Calculate the Pontragin dual $\text{Hom}_{\mathbb{Z}}(\mathbb{Q}/\mathbb{Z}, \mathbb{Q}/\mathbb{Z})$.

Question

I'm calculating the $\text{Ext}^1_{\mathbb{Z}}(\mathbb{Q}, \mathbb{Z}, \mathbb{Z})$. In particular, $\text{Ext}^1_{\mathbb{Z}}(\mathbb{Q}, \mathbb{Z}, \mathbb{Z}) \cong \text{Hom}_{\mathbb{Z}}(\mathbb{Q}/\mathbb{Z}, \mathbb{Q}/\mathbb{Z})$ the Pontragin dual. However how should I see what this group is? I only know that for finite abelian groups on the first position, this dual is isomorphic to it self. But no idea for infinitely generated groups.

Answer 1

Throughout $\Bbb Q_p$ and $\Bbb Z_p$ denote the $p$-adic numbers and $p$-adic integers.

Observe that $$\Bbb Q/\Bbb Z\cong\bigoplus_p \Bbb Q_p/\Bbb Z_p.$$ Thus $$\textrm{Hom}(\Bbb Q/\Bbb Z,\Bbb Q/\Bbb Z) \cong\prod_p \textrm{Hom}(\Bbb Q_p/\Bbb Z_p,\Bbb Q/\Bbb Z).$$ Any homomorphism from $\Bbb Q_p/\Bbb Z_p$ to $\Bbb Q/\Bbb Z$ has image within $\Bbb Q_p/\Bbb Z_p$ and so $$\textrm{Hom}(\Bbb Q/\Bbb Z,\Bbb Q/\Bbb Z) \cong\prod_p \textrm{Hom}(\Bbb Q_p/\Bbb Z_p,\Bbb Q_p/\Bbb Z_p).$$ Each endomorphism of $\Bbb Q_p/\Bbb Z_p$ is induced by multiplication by an element of $\Bbb Z_p$. Therefore $$\textrm{Hom}(\Bbb Q/\Bbb Z,\Bbb Q/\Bbb Z) \cong\prod_p \Bbb Z_p.$$ This group is often denoted as $\hat {\Bbb Z}$, the profinite completion of $\Bbb Z$. It's also the absolute Galois group of each finite field.

Answer 2

Slightly different argument: Note that $\mathrm{Hom}_\mathbb{Z}(\varinjlim_i A_i, B) \simeq \varprojlim_i\mathrm{Hom}_\mathbb{Z}(A_i, B)$ (this is just restating of the universal property for $\varinjlim:$ the left hand side consists of morphisms $\varinjlim_i A_i \rightarrow B$, the right hand side describes co-cones $A_i \rightarrow B, i \in I, $ of compatible systems of maps).

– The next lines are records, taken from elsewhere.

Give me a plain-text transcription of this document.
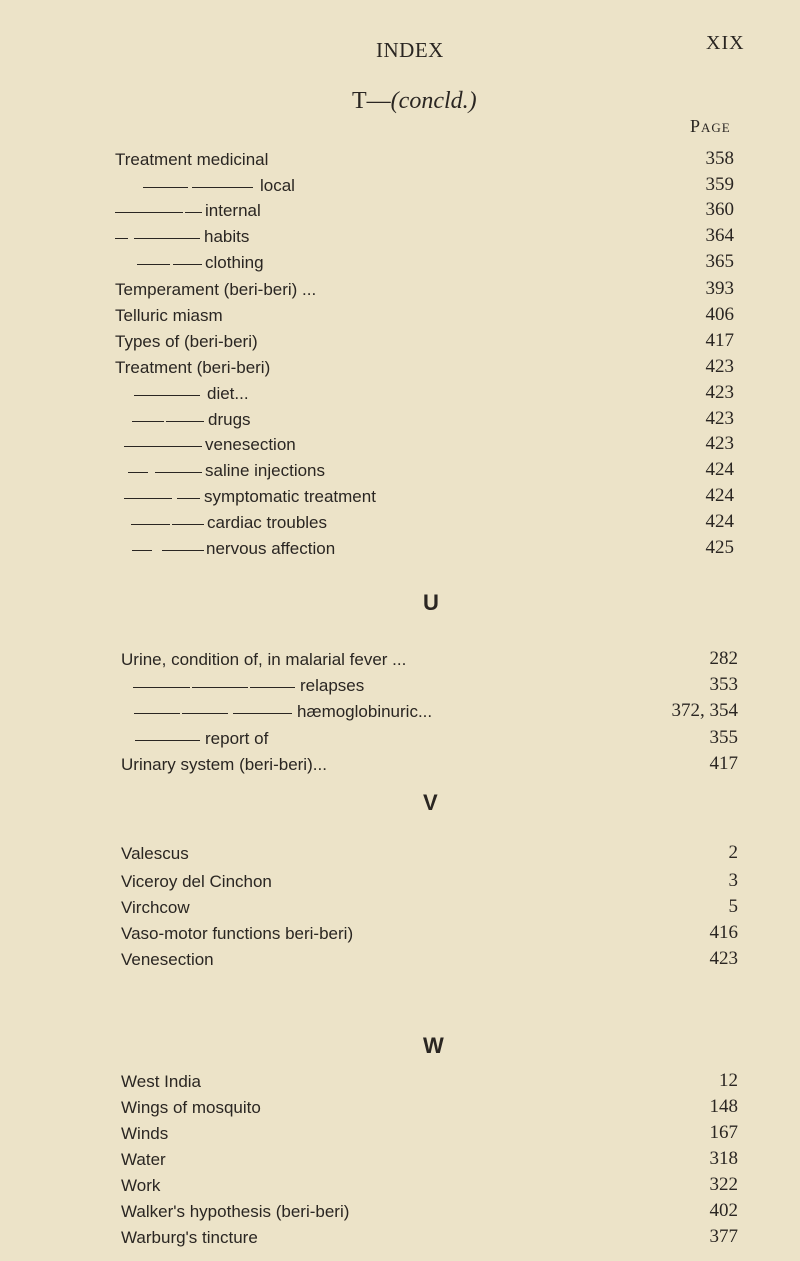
INDEX	XIX
T—(concld.)
Page
Treatment medicinal	358
local	359
internal	360
habits	364
clothing	365
Temperament (beri-beri) ...	393
Telluric miasm	406
Types of (beri-beri)	417
Treatment (beri-beri)	423
diet...	423
drugs	423
venesection	423
saline injections	424
symptomatic treatment	424
cardiac troubles	424
nervous affection	425
U
Urine, condition of, in malarial fever ...	282
relapses	353
hæmoglobinuric...	372, 354
report of	355
Urinary system (beri-beri)...	417
V
Valescus	2
Viceroy del Cinchon	3
Virchcow	5
Vaso-motor functions beri-beri)	416
Venesection	423
W
West India	12
Wings of mosquito	148
Winds	167
Water	318
Work	322
Walker's hypothesis (beri-beri)	402
Warburg's tincture	377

Then, as $\mathbb{Q}/\mathbb{Z} = \varinjlim_{n | m} \mathbb{Z}[\frac{1}{n}]/\mathbb{Z},$ we have

$$\mathrm{Hom}_\mathbb{Z}(\mathbb{Q}/\mathbb{Z}, \mathbb{Q}/\mathbb{Z})=\mathrm{Hom}_\mathbb{Z}(\varinjlim_{n | m} \mathbb{Z}[\frac{1}{n}]/\mathbb{Z}, \mathbb{Q}/\mathbb{Z}) \simeq \varprojlim_{n | m}\mathrm{Hom}_\mathbb{Z}(\mathbb{Z}[\frac{1}{n}]/\mathbb{Z}, \mathbb{Q}/\mathbb{Z})\simeq \varprojlim_{n | m} \mathbb{Z}/n\mathbb{Z}=\widehat{\mathbb{Z}}.$$